The Green Economy, defined by the United Nations Environmental Platform (UNEP), is an economy that results in increased well-being and increased social equality, while at the same time greatly reducing environmental risks and ecological scarcity.

Blue Economy

The Blue Economy, developed by Günter Pauli, is an economic philosophy that derives its knowledge from the way in which natural systems form, produce and consume. This knowledge is applied to the challenges we face, and is converted into solutions for local environments with specific physical and ecological properties.

Bio-based Economy

A bio-based economy is an economy that does not run on fossil fuels, but an economy that runs on biomass as a raw material.

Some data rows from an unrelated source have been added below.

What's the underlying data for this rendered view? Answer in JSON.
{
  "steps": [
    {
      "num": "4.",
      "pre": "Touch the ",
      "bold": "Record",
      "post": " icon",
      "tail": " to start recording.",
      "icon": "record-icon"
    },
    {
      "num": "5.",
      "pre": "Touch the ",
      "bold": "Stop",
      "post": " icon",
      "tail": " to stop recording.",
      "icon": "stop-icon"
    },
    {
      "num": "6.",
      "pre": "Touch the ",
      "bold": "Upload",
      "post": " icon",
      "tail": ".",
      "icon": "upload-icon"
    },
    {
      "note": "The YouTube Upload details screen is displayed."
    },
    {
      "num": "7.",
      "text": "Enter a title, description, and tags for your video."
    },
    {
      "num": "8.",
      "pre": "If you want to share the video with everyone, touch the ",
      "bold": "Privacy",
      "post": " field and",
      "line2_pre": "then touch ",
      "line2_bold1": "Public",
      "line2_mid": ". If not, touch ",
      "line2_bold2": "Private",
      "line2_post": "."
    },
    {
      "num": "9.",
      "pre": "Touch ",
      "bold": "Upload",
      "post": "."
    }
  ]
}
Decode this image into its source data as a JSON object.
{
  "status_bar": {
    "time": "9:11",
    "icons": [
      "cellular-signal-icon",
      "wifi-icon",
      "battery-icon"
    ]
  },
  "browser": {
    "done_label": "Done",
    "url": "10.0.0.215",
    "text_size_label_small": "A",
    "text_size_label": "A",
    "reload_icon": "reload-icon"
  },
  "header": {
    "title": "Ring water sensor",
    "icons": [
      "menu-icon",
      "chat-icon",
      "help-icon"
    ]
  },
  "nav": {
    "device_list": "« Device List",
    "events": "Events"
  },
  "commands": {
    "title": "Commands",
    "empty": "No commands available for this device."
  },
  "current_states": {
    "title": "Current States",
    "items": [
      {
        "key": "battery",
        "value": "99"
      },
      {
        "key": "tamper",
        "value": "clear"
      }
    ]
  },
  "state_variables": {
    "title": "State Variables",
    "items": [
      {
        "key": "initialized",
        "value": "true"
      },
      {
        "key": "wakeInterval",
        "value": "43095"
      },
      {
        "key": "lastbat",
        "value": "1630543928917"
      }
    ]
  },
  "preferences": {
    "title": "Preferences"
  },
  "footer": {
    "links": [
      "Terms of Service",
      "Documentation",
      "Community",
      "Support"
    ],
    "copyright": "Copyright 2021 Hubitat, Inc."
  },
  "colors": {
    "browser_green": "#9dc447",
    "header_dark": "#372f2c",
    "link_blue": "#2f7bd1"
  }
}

In a biobased economy it is about the use of biomass for non-food applications.

The donut economy

The donut economy, developed by Oxford economist Kate Raworth, is a model for measuring the earth’s prosperity, based on the Sustainable Development Goals and the planetary boundaries. Many of the planetary boundaries relate directly to ‘unlocked’ cycles, such as those of greenhouse gases, toxic substances, eutrophication, fresh water, aerosols and oxygen radicals.

The circular economy and the Sustainable Development Goals

Circular economy is also a way of implementing the Sustainable Development Goals (SDGs). In particular, there is a strong relationship with SDG 6 (clean water), SDG 7 (affordable and clean energy), SDG 8 (work and economic growth), SDG 12 (responsible consumption and production), SDG 14 (life below water) and SDG 15 (life on land). Aspects of the circular economy, such as recycling of household waste, e-waste and waste water, provide a ‘toolbox’ to comply with the SDGs (Schroeder, Anggraeni, and Weber, 2018).